A la Cité de la musique, clôture par le pianiste Pierre-Laurent Aimard du cycle Bach/Kurtag. Six concerts en une semaine, dont un de György Kurtag lui-même au piano avec son épouse Marta. En exergue : « Je ne crois pas littéralement à l’Evangile, mais dans une fugue de Bach, la crucifixion est là, on entend les clous. Je cherche sans cesse, dans la musique, là où l’on enfonce les clous ». Aimard suit Kurtag à la lettre, enchaîne Capricioso-luminoso (Kurtag) et le Caprice sur le départ de son frère bien-aimé BWV 992 (Bach), enfonce comme des coins Versetti et pièces In Memoriam de Kurtag entre canons et ricercars de L’Art de la fugue ou de L’Offrande musicale.

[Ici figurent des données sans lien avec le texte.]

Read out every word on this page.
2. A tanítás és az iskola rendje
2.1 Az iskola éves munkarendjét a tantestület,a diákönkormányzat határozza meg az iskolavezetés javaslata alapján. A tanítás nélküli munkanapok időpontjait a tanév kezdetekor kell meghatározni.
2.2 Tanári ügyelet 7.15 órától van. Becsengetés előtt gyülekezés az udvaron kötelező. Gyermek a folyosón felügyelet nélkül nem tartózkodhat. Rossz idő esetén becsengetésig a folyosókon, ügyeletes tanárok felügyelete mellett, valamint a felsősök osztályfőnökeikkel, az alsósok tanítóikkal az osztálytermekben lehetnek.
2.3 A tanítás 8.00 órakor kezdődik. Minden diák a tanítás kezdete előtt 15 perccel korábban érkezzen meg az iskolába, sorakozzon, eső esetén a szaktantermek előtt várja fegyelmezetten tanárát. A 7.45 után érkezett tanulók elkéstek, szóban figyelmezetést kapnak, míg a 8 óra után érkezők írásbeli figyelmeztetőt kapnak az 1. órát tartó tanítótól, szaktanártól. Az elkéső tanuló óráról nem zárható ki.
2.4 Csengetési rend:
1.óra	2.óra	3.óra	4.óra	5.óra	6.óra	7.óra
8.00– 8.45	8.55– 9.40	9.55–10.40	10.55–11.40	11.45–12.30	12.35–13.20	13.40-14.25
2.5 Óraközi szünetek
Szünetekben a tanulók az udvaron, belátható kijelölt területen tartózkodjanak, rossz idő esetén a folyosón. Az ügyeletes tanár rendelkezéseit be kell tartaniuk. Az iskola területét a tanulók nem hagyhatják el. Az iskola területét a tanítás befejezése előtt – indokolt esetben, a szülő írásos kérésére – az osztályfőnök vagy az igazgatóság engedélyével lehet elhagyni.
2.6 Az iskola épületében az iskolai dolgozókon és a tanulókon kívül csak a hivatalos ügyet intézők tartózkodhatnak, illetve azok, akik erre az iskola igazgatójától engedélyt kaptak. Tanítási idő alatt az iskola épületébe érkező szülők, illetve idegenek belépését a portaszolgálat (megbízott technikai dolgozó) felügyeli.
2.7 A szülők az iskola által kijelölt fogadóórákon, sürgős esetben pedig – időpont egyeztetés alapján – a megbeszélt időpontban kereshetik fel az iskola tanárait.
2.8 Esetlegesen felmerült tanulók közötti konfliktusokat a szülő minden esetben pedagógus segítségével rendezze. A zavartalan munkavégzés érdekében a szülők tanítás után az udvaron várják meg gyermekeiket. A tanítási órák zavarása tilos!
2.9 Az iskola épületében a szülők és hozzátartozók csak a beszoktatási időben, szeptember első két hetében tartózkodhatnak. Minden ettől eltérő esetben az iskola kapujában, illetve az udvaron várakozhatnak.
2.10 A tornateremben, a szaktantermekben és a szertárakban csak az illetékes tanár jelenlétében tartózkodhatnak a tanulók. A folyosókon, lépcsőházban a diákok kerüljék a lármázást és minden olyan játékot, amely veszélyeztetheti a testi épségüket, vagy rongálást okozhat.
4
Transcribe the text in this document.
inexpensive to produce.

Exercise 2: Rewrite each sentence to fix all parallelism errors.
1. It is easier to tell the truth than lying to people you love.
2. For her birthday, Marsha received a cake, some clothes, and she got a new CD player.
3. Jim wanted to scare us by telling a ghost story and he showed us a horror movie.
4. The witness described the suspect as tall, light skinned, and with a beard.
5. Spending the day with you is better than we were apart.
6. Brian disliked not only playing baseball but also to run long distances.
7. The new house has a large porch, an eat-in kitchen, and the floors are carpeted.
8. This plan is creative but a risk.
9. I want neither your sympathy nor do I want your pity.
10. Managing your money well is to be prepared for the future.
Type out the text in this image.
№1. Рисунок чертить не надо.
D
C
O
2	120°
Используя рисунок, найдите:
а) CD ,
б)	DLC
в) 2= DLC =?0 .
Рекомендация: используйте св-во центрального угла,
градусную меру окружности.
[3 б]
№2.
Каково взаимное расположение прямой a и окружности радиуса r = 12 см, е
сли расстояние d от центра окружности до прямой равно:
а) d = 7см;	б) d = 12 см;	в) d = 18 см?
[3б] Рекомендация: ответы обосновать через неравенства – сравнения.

Le procédé se justifie, l’alliage se fait, le contemporain n’est pas ridicule face au grand ancêtre. La violence vient du jeu d’Aimard : du piano parfait, une technique sans faille, une puissance intellectuelle implacable, mais l’impression, depuis la salle, que l’interprète est dans sa tour d’ivoire, que l’univers des formes pures est au-delà des contingences du concert. Applaudissements timides. Un antidote, au moins, à la théâtrocratie dénoncée par l’ethnologue Georges Balandier.